Concerns over rising cases of human trafficking in Sinai

A Norwegian tourist, who was kidnapped by armed Bedouin in Egypt's Sinai peninsula, following her release early on March 26, 2013.   PHOTO | AFP.

Rights body Amnesty International has called on the governments of Egypt and Sudan to step up efforts to end human trafficking of refugees and asylum seekers in Sinai.

The plea comes after a surge in cases of refugees and asylum seekers forcibly taken from the Shagarab refugee camps in eastern Sudan, near the Eritrean border. Most of the victims are Eritreans, though there are some Ethiopians, Somalis and Sudanese.

Different reports indicate that victims are captured by Sinai Bedouin gangs who demand huge ransoms.

The methods used to extract money from the captives' families includes forcing them to place phone calls while they are being beaten or burned, whereby the screams would forcibly intimidate the families into finding whatever means to pay up, such as either selling land or property or collecting funds from extended family members and communities in the diaspora. The ransoms demanded can be anything from $30,000 to $50,000.

The conditions are such that some of those held captive are murdered if the ransoms demanded are not met, while others die from their injuries or due to the dire circumstances they live in.

Since the popular revolution in Egypt, security in the Sinai peninsula has been close to non-existent. According to a report in Der Spiegel newspaper, “the northern part of the Sinai Peninsula has slipped further out of the country's political control. It has become a lawless region and a hotbed of criminals and terrorists. Groups of young men armed with AK-47s loiter in the streets. The business of human trafficking is booming, and the murder rate has skyrocketed.”
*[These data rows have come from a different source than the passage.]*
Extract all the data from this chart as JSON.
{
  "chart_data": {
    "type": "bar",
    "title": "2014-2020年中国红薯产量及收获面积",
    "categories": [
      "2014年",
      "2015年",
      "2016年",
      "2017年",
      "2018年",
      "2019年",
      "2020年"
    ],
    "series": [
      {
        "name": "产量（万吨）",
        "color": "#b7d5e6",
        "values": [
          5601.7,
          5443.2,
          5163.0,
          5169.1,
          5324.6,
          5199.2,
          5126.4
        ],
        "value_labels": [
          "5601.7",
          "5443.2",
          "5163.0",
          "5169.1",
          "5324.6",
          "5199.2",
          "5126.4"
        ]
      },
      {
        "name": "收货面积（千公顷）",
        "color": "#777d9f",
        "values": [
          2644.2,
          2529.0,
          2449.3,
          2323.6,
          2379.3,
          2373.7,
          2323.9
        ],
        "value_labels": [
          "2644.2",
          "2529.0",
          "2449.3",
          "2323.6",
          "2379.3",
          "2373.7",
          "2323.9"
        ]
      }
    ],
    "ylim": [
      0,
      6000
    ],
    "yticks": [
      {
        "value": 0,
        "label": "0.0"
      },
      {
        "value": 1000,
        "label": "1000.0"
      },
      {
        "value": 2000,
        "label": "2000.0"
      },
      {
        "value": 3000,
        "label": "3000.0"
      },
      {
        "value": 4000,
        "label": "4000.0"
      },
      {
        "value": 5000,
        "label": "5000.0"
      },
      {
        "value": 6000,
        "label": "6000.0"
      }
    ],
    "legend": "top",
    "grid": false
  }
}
In essence the Egyptian authorities have washed their hands off of the refugees seeing them as illegal and that it's not incumbent on them to help in any way, thus breaking international refugee law. “The Egyptian government refuses to let the United Nations High Commissioner for Refugees (UNHCR) visit these prisons. It claims that the people being held in them are economic refugees who have no right to asylum because they are in Sinai illegally.”

Local Egyptian NGO's hands are tied, as the government refuses to help while the area is in essence controlled by family clans who apply their own rules. One Bedouin family that does not partake in the trafficking said to Der Spiegel: "I can't free them. No one can interfere in another clan's affairs." Doing so could spark a bloody feud between clans. I can only help the Africans if they escape on their own."

Amnesty International has called on both the Egyptian and Sudanese authorities to step up their investigations into the compounds where captives are being held and the security apparatus which allows for their kidnapping in the first place.

“The Egyptian authorities have a duty to protect any individual on their soil, and must urgently take steps to free all people held captive and subjected to appalling abuses in Sinai, and provide them with immediate medical attention and access to asylum procedures and support,” said Claire Beston, Amnesty International’s Eritrea researcher.

“It is particularly worrying that numerous victims have alleged that the members of the Sudanese National Security Service are involved in the kidnappings near the borders with Eritrea and Ethiopia. The Sudanese government must investigate all allegations of the involvement or complicity of Sudanese officers and where sufficient evidence is found, individuals must be arrested and prosecuted,” she added.

An Eritrean survivor described to the rights group what happened to one of the other captives who was “made an example of: because he said his family could not pay: “He was bleeding all over. After more beatings, they poured petrol on him and set him on fire. After he died, they left his body in the room with us until it became rotten and worms started crawling. They forced all of us in turns to hold him.”

It's estimated that some 7,000 refugees have been abused and that some 4,000 may have died according to rights groups in Israel, the US and Europe.